The 2012 “Voter’s Guide” compiled by the nonpartisan League of Women Voters is encyclopedic and totally impartial. In contrast, the one below is fraught with bias. However, for purposes of brevity, it lists only the four most important choices local voters must make, and conveniently does so in ascending order of significance.
4. Maine Congressional District 1: Despite approval ratings in the neighborhood of 10 percent, there won’t be any significant changes in the makeup of Congress. Forget all the angry “Throw the bums out!” rhetoric; no American can legally vote against any more than two of the 535 “bums” (100 senators and 435 U.S. representatives) in any election year, and on top of that, the fundraising playing field is so tilted in favor of incumbents that unseating one is a Herculean and often impossible task. The good news is that Chellie Pingree, who has represented Maine’s 1st Congressional District with dedication, conviction and passion for two terms, is running for a third one. She deserves to get it.

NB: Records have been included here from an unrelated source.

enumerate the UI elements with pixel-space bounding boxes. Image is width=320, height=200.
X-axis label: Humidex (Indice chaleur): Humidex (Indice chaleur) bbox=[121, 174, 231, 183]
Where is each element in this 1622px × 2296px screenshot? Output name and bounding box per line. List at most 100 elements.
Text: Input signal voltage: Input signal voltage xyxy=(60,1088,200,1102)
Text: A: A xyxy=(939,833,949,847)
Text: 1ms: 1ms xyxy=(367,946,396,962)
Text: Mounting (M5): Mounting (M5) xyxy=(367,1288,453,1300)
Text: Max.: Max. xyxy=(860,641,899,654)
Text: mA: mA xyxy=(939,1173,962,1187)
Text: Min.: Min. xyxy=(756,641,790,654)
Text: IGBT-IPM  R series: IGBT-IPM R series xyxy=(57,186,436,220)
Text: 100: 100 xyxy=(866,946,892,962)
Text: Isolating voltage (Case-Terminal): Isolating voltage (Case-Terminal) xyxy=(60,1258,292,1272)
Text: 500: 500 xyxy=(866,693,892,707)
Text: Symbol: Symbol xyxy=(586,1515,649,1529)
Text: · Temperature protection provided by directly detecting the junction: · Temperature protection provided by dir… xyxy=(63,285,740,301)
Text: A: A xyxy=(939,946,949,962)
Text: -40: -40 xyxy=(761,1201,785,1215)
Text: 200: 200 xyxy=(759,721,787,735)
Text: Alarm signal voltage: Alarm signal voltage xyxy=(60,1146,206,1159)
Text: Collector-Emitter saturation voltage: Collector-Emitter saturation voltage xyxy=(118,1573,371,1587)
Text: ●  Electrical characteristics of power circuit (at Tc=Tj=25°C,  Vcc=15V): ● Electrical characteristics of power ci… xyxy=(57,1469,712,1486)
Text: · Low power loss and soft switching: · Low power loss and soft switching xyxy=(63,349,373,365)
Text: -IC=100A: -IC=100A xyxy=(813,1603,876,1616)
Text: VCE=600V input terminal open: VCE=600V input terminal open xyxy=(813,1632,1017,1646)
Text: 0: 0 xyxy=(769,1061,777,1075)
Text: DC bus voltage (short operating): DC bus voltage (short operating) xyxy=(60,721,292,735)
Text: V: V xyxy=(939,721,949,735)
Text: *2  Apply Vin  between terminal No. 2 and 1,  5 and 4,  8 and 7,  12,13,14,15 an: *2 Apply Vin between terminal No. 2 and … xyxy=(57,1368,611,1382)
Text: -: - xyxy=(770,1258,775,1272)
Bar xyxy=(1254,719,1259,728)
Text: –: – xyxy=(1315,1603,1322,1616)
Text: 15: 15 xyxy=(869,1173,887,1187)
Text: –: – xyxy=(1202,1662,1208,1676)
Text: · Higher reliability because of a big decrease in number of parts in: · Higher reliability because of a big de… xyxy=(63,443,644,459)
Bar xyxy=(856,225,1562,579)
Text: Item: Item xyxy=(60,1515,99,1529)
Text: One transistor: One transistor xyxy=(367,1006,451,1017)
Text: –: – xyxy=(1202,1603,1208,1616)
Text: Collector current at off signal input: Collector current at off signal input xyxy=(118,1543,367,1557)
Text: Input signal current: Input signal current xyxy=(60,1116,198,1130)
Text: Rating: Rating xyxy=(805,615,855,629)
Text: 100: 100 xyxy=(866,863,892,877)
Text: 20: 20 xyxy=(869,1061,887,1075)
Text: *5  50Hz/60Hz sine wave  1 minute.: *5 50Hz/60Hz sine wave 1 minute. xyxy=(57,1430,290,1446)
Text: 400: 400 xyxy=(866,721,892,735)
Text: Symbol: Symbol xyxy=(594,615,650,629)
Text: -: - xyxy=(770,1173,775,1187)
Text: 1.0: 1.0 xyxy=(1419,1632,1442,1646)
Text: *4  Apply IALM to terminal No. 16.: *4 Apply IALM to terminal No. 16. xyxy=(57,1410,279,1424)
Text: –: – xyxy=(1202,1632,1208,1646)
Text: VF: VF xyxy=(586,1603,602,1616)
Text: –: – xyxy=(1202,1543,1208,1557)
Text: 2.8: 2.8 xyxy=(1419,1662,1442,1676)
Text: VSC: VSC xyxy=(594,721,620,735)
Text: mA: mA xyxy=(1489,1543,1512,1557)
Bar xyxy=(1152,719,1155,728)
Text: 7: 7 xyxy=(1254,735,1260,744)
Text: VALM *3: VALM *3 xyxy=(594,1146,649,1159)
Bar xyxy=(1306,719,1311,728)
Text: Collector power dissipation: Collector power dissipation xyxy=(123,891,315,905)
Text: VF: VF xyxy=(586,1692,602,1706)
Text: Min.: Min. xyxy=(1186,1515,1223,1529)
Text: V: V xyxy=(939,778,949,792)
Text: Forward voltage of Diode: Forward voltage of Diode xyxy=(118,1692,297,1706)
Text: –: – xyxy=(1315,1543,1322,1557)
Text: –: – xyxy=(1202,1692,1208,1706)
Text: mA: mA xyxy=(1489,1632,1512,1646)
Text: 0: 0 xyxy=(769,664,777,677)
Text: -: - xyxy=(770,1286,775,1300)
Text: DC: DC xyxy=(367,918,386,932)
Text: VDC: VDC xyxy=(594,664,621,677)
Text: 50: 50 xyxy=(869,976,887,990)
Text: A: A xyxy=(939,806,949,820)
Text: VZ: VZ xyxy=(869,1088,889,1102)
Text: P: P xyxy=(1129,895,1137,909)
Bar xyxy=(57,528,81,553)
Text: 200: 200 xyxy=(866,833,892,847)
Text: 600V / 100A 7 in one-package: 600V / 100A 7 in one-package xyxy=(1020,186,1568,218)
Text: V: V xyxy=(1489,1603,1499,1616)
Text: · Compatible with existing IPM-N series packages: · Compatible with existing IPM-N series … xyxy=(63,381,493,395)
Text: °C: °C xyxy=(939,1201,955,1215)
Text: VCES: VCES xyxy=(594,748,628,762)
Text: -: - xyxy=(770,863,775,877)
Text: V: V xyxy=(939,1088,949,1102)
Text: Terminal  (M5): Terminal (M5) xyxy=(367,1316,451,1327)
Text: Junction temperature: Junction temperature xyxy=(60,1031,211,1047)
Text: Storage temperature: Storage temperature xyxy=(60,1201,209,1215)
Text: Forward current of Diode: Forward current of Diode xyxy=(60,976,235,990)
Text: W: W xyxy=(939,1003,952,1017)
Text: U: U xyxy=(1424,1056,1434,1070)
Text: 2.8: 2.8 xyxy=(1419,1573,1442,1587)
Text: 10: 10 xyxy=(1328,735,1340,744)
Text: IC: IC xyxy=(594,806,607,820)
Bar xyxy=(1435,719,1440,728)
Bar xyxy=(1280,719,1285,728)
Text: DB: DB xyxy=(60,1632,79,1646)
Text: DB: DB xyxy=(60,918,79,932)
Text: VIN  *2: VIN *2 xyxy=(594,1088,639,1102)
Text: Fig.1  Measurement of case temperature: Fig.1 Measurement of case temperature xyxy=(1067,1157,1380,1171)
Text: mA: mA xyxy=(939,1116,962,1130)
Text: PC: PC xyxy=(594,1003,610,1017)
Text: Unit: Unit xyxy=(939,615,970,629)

3. The Presidency: The sad truth is the partisan gridlock that’s paralyzed America in general and Washington in particular for the past generation isn’t changing anytime soon, regardless of who is elected commander in chief next month. As Congressional Republicans have demonstrated so adeptly for the past four years, it’s not hard to tie the hands of a sitting president. And until such time as one party or the other wins both the White House and veto-proof majorities in the Senate and the House of Representatives (a horrific but highly unlikely possibility), the president of the United States is doomed to reign largely as a figurehead while simultaneously serving as a lightning rod for shrill, non-stop, vitriolic criticism from those temporarily out of power who differ with any of the chief executive’s purported views on, in no particular order, the economy, national security, immigration, unions, abortion, the deficit, foreign policy, same-sex marriage, the environment, gun control and whichever professional sport is being threatened by a lockout and/or strike.
President Barack Obama has made inroads toward healing a country crippled by eight years of the previous administration’s ineptitude and dishonesty, and despite numerous politically motivated roadblocks, willfully thrown in his way, the economy is slowly stabilizing. On top of that, Obama’s opponent has demonstrated no particular commitment to anything, aside from doing or saying whatever it takes in order to get himself elected president. In order to secure his party’s nomination, former Massachusetts Gov. Mitt Romney has pandered to a significant number of deep-pocketed extremists motivated far more by greed and lust for power than by actual love for their country and/or most of its citizens.
In addition, Romney’s unusually privileged background is eerily similar to that of the current president’s immediate predecessor, an inarticulate empty suit whose policies dumped the nation into the morass Obama has been dealing with for the past four years. Romney’s running mate is a camera-friendly but integrity-challenged ideologue who cannot even tell the truth about his personal-best marathon time. The top of the Republican ticket is long on ambition and entitlement, but woefully short on sincerity and any specific plans regarding how they’ll improve America for anyone but its wealthiest 1 percent.
2. U.S. Senate: Sending a Democrat or a Republican to Washington to fill the retiring Olympia Snowe’s seat would, in all likelihood, merely help perpetuate the bureaucratic constipation that’s crippling government. Fortunately, Maine has an electable, independent senatorial candidate who has demonstrated the ability to work in a bipartisan manner. He’s also beholden to far fewer folks than are his two major party opponents. Sending a true independent to Washington will convey a message to the Beltway elite, and with a little luck to the nation as well. Former Gov. Angus King is by far the best choice for the United States Senate.
1. Maine Ballot Question 1: Fifty years from now, same-sex marriage is likely to be viewed the same way inter-faith and/or interracial unions are seen today by open-minded individuals: As a non-issue. Some maintain allowing gays to marry would somehow threaten “traditional marriage,” but it’s more likely that keeping it illegal does far more harm than good. How many unhealthy and/or failed marriages began as a result of one or both partners trying, as a result of societal pressures, to be someone he or she is not? And how are children of such arrangements affected when those unions inevitably and often unhappily break down? Those desperately looking for proof that allowing same-sex couples to wed will negatively impact the quality of anyone else’s life should call off their search; no such evidence exists. Maine voters have the unique opportunity to lead the way toward meaningful, progressive, long-lasting social change, and should do so by voting “Yes” on Question 1.
— Andy Young works in York County and lives in Cumberland County. His voter’s guide, unlike the one put out by the League of Women Voters (www.lwvme.org/elections.html), is not impartial, but all bias contained in it are his own, and weren’t paid for by any SuperPACs.